The new fund will be called the ‘First Trust SkyBridge Crypto Industry and Digital Economy ETF,’ according to the filing before the SEC. It aims to invest 80% of its net assets into companies working within the crypto-industry and digital economy. The rest will be invested in shares of financial and information technology companies.
It is important to note that this fund will not have any direct exposure to Bitcoin or any other cryptocurrency.
Why? Because Skybridge filed an application for a Bitcoin ETF early this year. The SEC, on the other hand, has continually postponed its review and judgement on the matter. In June, the company also launched a private Ether fund, with CEO Anthony Scaramucci promising that an ETF will follow soon. However, that may no longer be the case, after the firm abruptly withdrew its Ether ETF proposals late last month.

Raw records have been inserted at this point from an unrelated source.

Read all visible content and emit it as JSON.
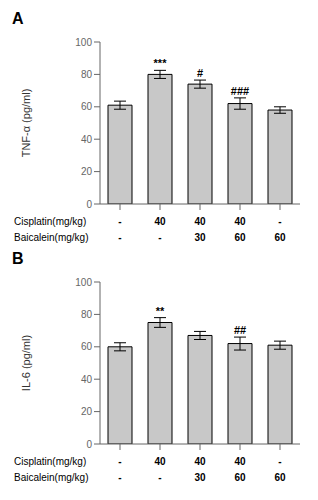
{
  "chart_data": [
    {
      "type": "bar",
      "title": "A",
      "y_label": "TNF-α (pg/ml)",
      "values": [
        61,
        80,
        74,
        62,
        58
      ],
      "errors": [
        2.5,
        2.5,
        2.5,
        3.5,
        2.0
      ],
      "annotations": [
        null,
        "***",
        "#",
        "###",
        null
      ],
      "category_rows": [
        {
          "name": "Cisplatin(mg/kg)",
          "labels": [
            "-",
            "40",
            "40",
            "40",
            "-"
          ]
        },
        {
          "name": "Baicalein(mg/kg)",
          "labels": [
            "-",
            "-",
            "30",
            "60",
            "60"
          ]
        }
      ],
      "color": "#c8c8c8",
      "ylim": [
        0,
        100
      ],
      "yticks": [
        0,
        20,
        40,
        60,
        80,
        100
      ],
      "grid": false
    },
    {
      "type": "bar",
      "title": "B",
      "y_label": "IL-6 (pg/ml)",
      "values": [
        60,
        75,
        67,
        62,
        61
      ],
      "errors": [
        2.5,
        3.0,
        2.5,
        4.0,
        2.5
      ],
      "annotations": [
        null,
        "**",
        null,
        "##",
        null
      ],
      "category_rows": [
        {
          "name": "Cisplatin(mg/kg)",
          "labels": [
            "-",
            "40",
            "40",
            "40",
            "-"
          ]
        },
        {
          "name": "Baicalein(mg/kg)",
          "labels": [
            "-",
            "-",
            "30",
            "60",
            "60"
          ]
        }
      ],
      "color": "#c8c8c8",
      "ylim": [
        0,
        100
      ],
      "yticks": [
        0,
        20,
        40,
        60,
        80,
        100
      ],
      "grid": false
    }
  ]
}
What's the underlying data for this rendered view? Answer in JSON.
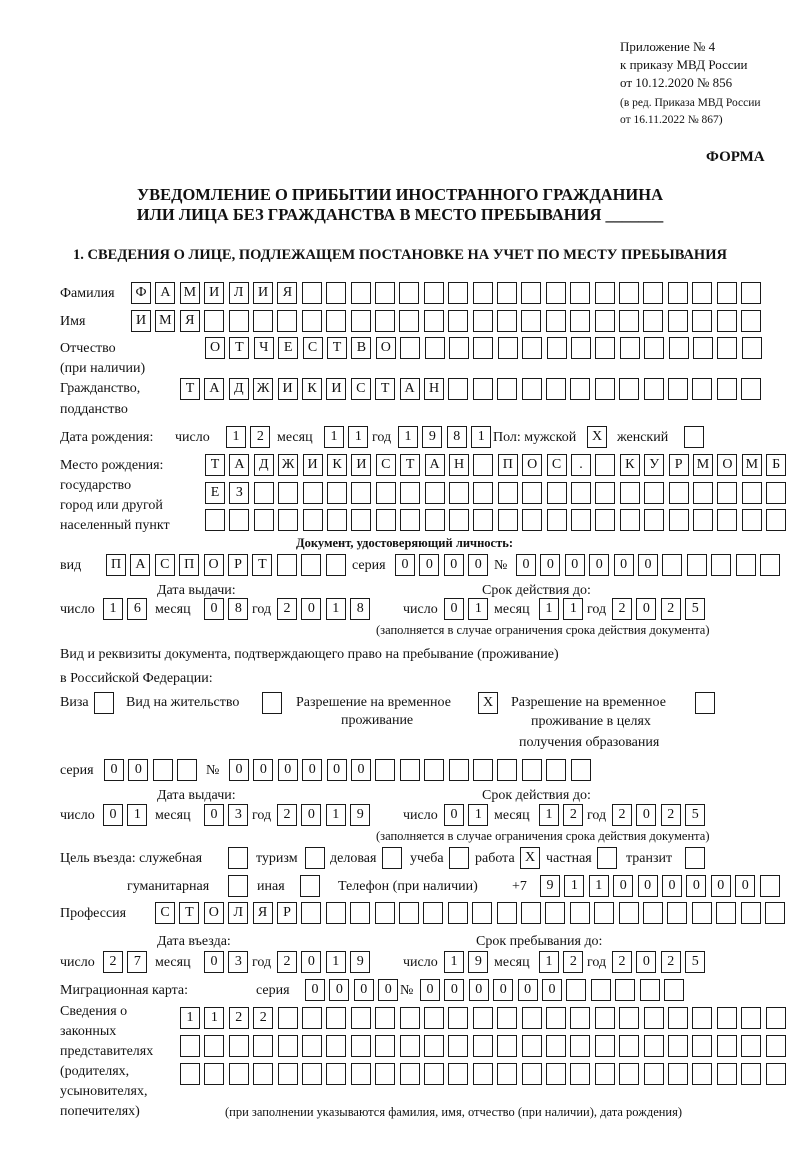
{
  "header": {
    "line1": "Приложение № 4",
    "line2": "к приказу МВД России",
    "line3": "от 10.12.2020 № 856",
    "line4": "(в ред. Приказа МВД России",
    "line5": "от 16.11.2022 № 867)"
  },
  "forma": "ФОРМА",
  "title_line1": "УВЕДОМЛЕНИЕ О ПРИБЫТИИ ИНОСТРАННОГО ГРАЖДАНИНА",
  "title_line2": "ИЛИ ЛИЦА БЕЗ ГРАЖДАНСТВА В МЕСТО ПРЕБЫВАНИЯ _______",
  "section1": "1. СВЕДЕНИЯ О ЛИЦЕ, ПОДЛЕЖАЩЕМ ПОСТАНОВКЕ НА УЧЕТ ПО МЕСТУ ПРЕБЫВАНИЯ",
  "person": {
    "surname_label": "Фамилия",
    "surname": "ФАМИЛИЯ",
    "name_label": "Имя",
    "name": "ИМЯ",
    "patronymic_label1": "Отчество",
    "patronymic_label2": "(при наличии)",
    "patronymic": "ОТЧЕСТВО",
    "citizenship_label1": "Гражданство,",
    "citizenship_label2": "подданство",
    "citizenship": "ТАДЖИКИСТАН",
    "birth_label": "Дата рождения:",
    "day_label": "число",
    "month_label": "месяц",
    "year_label": "год",
    "birth_day": "12",
    "birth_month": "11",
    "birth_year": "1981",
    "sex_label": "Пол: мужской",
    "sex_male": "X",
    "female_label": "женский",
    "sex_female": "",
    "birthplace_label1": "Место рождения:",
    "birthplace_label2": "государство",
    "birthplace_label3": "город или другой",
    "birthplace_label4": "населенный пункт",
    "birthplace_row1": "ТАДЖИКИСТАН ПОС. КУРМОМБ",
    "birthplace_row2": "ЕЗ",
    "birthplace_row3": ""
  },
  "id_doc": {
    "title": "Документ, удостоверяющий личность:",
    "type_label": "вид",
    "type": "ПАСПОРТ",
    "series_label": "серия",
    "series": "0000",
    "number_label": "№",
    "number": "000000",
    "issue_label": "Дата выдачи:",
    "valid_label": "Срок действия до:",
    "day_label": "число",
    "month_label": "месяц",
    "year_label": "год",
    "issue_day": "16",
    "issue_month": "08",
    "issue_year": "2018",
    "valid_day": "01",
    "valid_month": "11",
    "valid_year": "2025",
    "note": "(заполняется в случае ограничения срока действия документа)"
  },
  "stay_doc": {
    "label1": "Вид и реквизиты документа, подтверждающего право на пребывание (проживание)",
    "label2": "в Российской Федерации:",
    "visa_label": "Виза",
    "visa": "",
    "residence_label": "Вид на жительство",
    "residence": "",
    "temp_label1": "Разрешение на временное",
    "temp_label2": "проживание",
    "temp": "X",
    "temp_edu_label1": "Разрешение на временное",
    "temp_edu_label2": "проживание в целях",
    "temp_edu_label3": "получения образования",
    "temp_edu": "",
    "series_label": "серия",
    "series": "00",
    "number_label": "№",
    "number": "000000",
    "issue_label": "Дата выдачи:",
    "valid_label": "Срок действия до:",
    "day_label": "число",
    "month_label": "месяц",
    "year_label": "год",
    "issue_day": "01",
    "issue_month": "03",
    "issue_year": "2019",
    "valid_day": "01",
    "valid_month": "12",
    "valid_year": "2025",
    "note": "(заполняется в случае ограничения срока действия документа)"
  },
  "purpose": {
    "label": "Цель въезда: служебная",
    "official": "",
    "tourism_label": "туризм",
    "tourism": "",
    "business_label": "деловая",
    "business": "",
    "study_label": "учеба",
    "study": "",
    "work_label": "работа",
    "work": "X",
    "private_label": "частная",
    "private": "",
    "transit_label": "транзит",
    "transit": "",
    "humanitarian_label": "гуманитарная",
    "humanitarian": "",
    "other_label": "иная",
    "other": ""
  },
  "phone": {
    "label": "Телефон (при наличии)",
    "prefix": "+7",
    "value": "911000000"
  },
  "profession": {
    "label": "Профессия",
    "value": "СТОЛЯР"
  },
  "entry": {
    "entry_label": "Дата въезда:",
    "stay_until_label": "Срок пребывания до:",
    "day_label": "число",
    "month_label": "месяц",
    "year_label": "год",
    "entry_day": "27",
    "entry_month": "03",
    "entry_year": "2019",
    "until_day": "19",
    "until_month": "12",
    "until_year": "2025"
  },
  "migration_card": {
    "label": "Миграционная карта:",
    "series_label": "серия",
    "series": "0000",
    "number_label": "№",
    "number": "000000"
  },
  "representatives": {
    "label1": "Сведения о",
    "label2": "законных",
    "label3": "представителях",
    "label4": "(родителях,",
    "label5": "усыновителях,",
    "label6": "попечителях)",
    "row1": "1122",
    "row2": "",
    "row3": "",
    "note": "(при заполнении указываются фамилия, имя, отчество (при наличии), дата рождения)"
  }
}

Since a cryptocurrency-backed ETF is unlikely to be approved in the United States, funds like the one Scaramucci’s company is applying for might operate as a proxy for investors to acquire indirect exposure to the industry in a way that the regulator would approve of.
It appears to be a plausible option at a time when both investors and financial firms are clamouring for an ETF that will allow higher sums of money to flow into the market.
Just recently, another firm that is waiting for its BTC ETF to get approved prodded the SEC in a private meeting. According to a recent report, Fidelity Investments urged the regulator to approve its fund during the same. In doing so, Fidelity cited increasing investor interest and the existence of similar funds worldwide.
The corporation also chastised Commissioner Gary Gensler for expressing support for a Futures-based ETF. Instead, Fidelity argued that futures products are an unnecessary intermediate step because firms should be able to provide “investor demand for direct exposure to Bitcoin” under prefered 1930s rules because the market has already “matured.”